Um juiz no Chile começou a processar pessoas envolvidas no roubo de bebês durante a ditadura de Augusto Pinochet, que ocorreu de 1973 a 1990. Milhares de bebês foram tirados de suas mães e vendidos para adoção, principalmente para casais estrangeiros. O juiz Alejandro Aguilar Brevis identificou uma rede que incluía profissionais de saúde, padres e advogados que ajudavam a roubar os bebês de mães pobres, vendendo-os por até 50 mil dólares. Ele emitiu mandados de prisão para cinco pessoas, acusando-as de associação criminosa e sequestro. O governo chileno também pediu a extradição de um ex-juiz que vive em Israel e que estaria envolvido. O juiz afirmou que esses crimes não têm prazo de prescrição, pois são considerados crimes contra a humanidade. O presidente Gabriel Boric anunciou a criação de um banco de dados genético para ajudar na busca por famílias separadas. Organizações não governamentais já documentaram milhares de casos de bebês roubados e ajudaram muitas pessoas a se reencontrarem com suas mães biológicas.

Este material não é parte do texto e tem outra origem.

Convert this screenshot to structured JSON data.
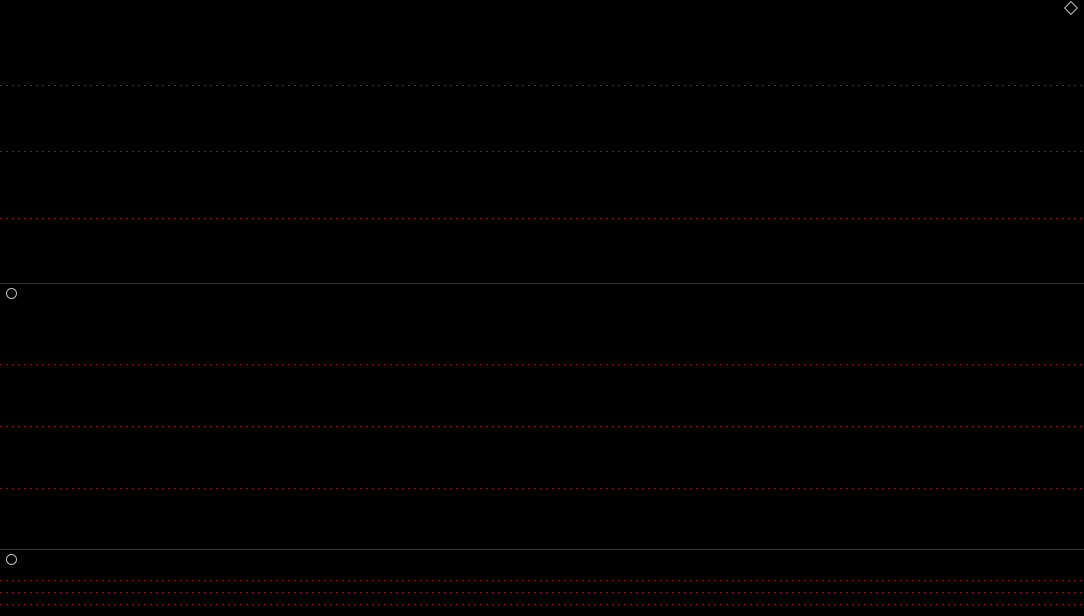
{
  "chart_data": [
    {
      "type": "line",
      "title": "",
      "series": []
    },
    {
      "type": "line",
      "title": "",
      "series": []
    },
    {
      "type": "bar",
      "title": "",
      "series": []
    }
  ],
  "colors": {
    "up": "#ff3b3b",
    "down": "#54ffff",
    "grid": "#8a1010",
    "bg": "#000000"
  },
  "icons": [
    "collapse-icon",
    "expand-icon"
  ]
}
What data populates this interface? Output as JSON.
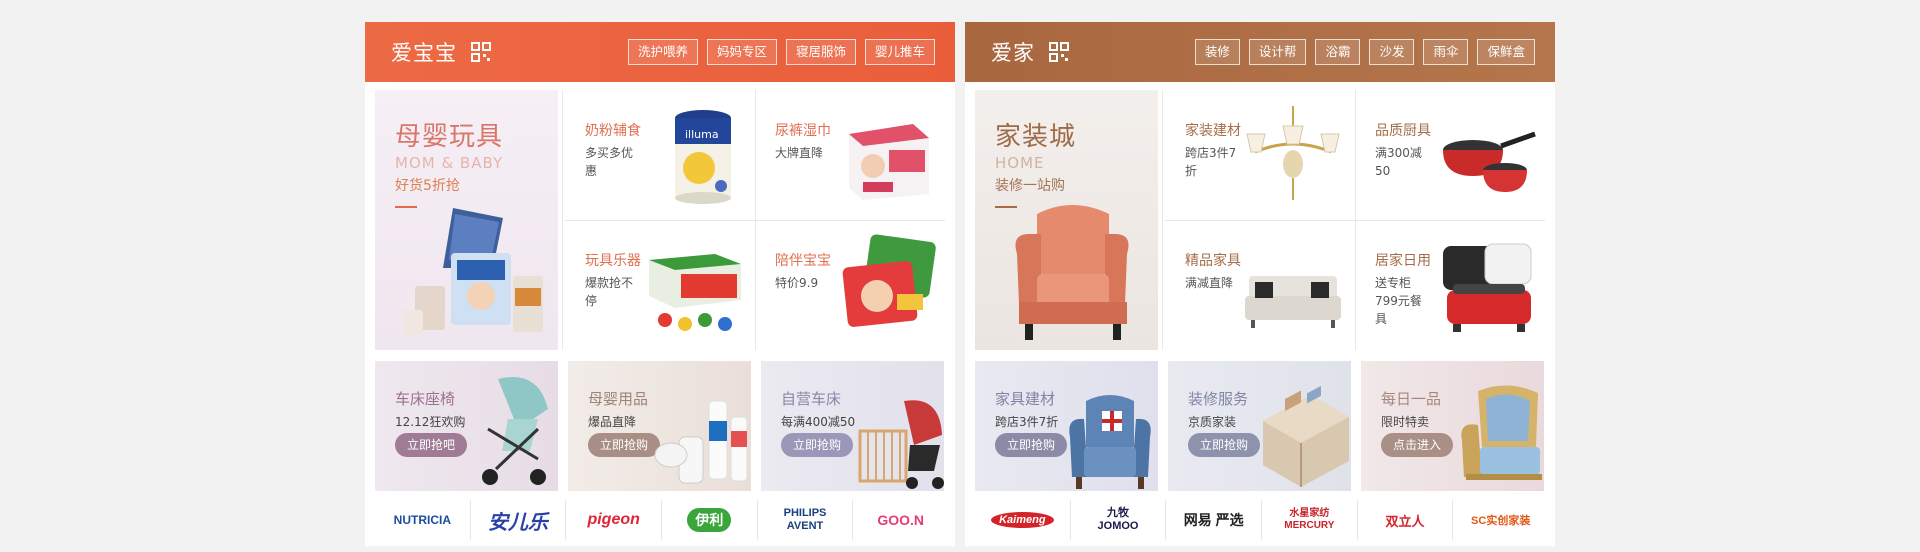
{
  "baby": {
    "title": "爱宝宝",
    "tags": [
      "洗护喂养",
      "妈妈专区",
      "寝居服饰",
      "婴儿推车"
    ],
    "hero": {
      "title": "母婴玩具",
      "en": "MOM & BABY",
      "sub": "好货5折抢"
    },
    "cells": [
      {
        "title": "奶粉辅食",
        "desc": "多买多优惠"
      },
      {
        "title": "尿裤湿巾",
        "desc": "大牌直降"
      },
      {
        "title": "玩具乐器",
        "desc": "爆款抢不停"
      },
      {
        "title": "陪伴宝宝",
        "desc": "特价9.9"
      }
    ],
    "promos": [
      {
        "title": "车床座椅",
        "desc": "12.12狂欢购",
        "button": "立即抢吧"
      },
      {
        "title": "母婴用品",
        "desc": "爆品直降",
        "button": "立即抢购"
      },
      {
        "title": "自营车床",
        "desc": "每满400减50",
        "button": "立即抢购"
      }
    ],
    "brands": [
      "NUTRICIA",
      "安儿乐",
      "pigeon",
      "伊利",
      "PHILIPS AVENT",
      "GOO.N"
    ]
  },
  "home": {
    "title": "爱家",
    "tags": [
      "装修",
      "设计帮",
      "浴霸",
      "沙发",
      "雨伞",
      "保鲜盒"
    ],
    "hero": {
      "title": "家装城",
      "en": "HOME",
      "sub": "装修一站购"
    },
    "cells": [
      {
        "title": "家装建材",
        "desc": "跨店3件7折"
      },
      {
        "title": "品质厨具",
        "desc": "满300减50"
      },
      {
        "title": "精品家具",
        "desc": "满减直降"
      },
      {
        "title": "居家日用",
        "desc": "送专柜799元餐具"
      }
    ],
    "promos": [
      {
        "title": "家具建材",
        "desc": "跨店3件7折",
        "button": "立即抢购"
      },
      {
        "title": "装修服务",
        "desc": "京质家装",
        "button": "立即抢购"
      },
      {
        "title": "每日一品",
        "desc": "限时特卖",
        "button": "点击进入"
      }
    ],
    "brands": [
      "Kaimeng",
      "九牧 JOMOO",
      "网易 严选",
      "水星家纺 MERCURY",
      "双立人",
      "SC实创家装"
    ]
  },
  "colors": {
    "baby_header": "#ea6340",
    "home_header": "#ae6e45",
    "baby_button": "#a07b95",
    "home_button": "#8c8aa6"
  }
}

Um juiz chileno iniciou a primeira ação judicial contra indivíduos envolvidos no roubo de bebês durante a ditadura de Augusto Pinochet. Os mandados de prisão foram emitidos, e os crimes foram classificados como contra a humanidade, sem prazo de prescrição.
Durante o regime militar, entre mil novecentos e setenta e três e mil novecentos e noventa, milhares de bebês foram retirados de suas mães e vendidos para adoção, principalmente para casais estrangeiros. O juiz Alejandro Aguilar Brevis, do Tribunal de Apelações de Santiago, revelou que, na década de oitenta, uma rede composta por profissionais de saúde, padres católicos, advogados e assistentes sociais atuava na entrega de bebês de mães em situação de vulnerabilidade.
A investigação, centrada na cidade de San Fernando, envolve dois casos específicos de bebês que foram entregues a casais estrangeiros. O esquema visava o lucro, com valores de até US$ 50 mil por cada adoção ilegal. Os cinco indivíduos acusados enfrentam charges por associação criminosa, sequestro de crianças e má conduta.
O governo chileno solicitou a extradição de um ex-juiz de família que reside em Israel e que supostamente participou do esquema. O juiz argumentou que a prescrição não se aplica, pois os crimes foram cometidos sob um regime militar e devem ser punidos conforme a Convenção Americana sobre Direitos Humanos.
A investigação foi anunciada um dia após o presidente do Chile, Gabriel Boric, divulgar o relatório final de um grupo de trabalho sobre os casos de bebês roubados. O governo planeja criar um banco de dados genético para facilitar a busca por famílias e promover a reunificação.
Constanza del Río, fundadora da ONG Nos Buscamos, expressou otimismo cauteloso em relação aos avanços nas investigações, destacando que a busca pela verdade tem sido lenta e muitas vezes revitimiza as vítimas. Desde dois mil e quatorze, diversas histórias de reunificação entre mães e filhos têm sido documentadas, com a ONG ajudando a conectar mais de seiscentas famílias.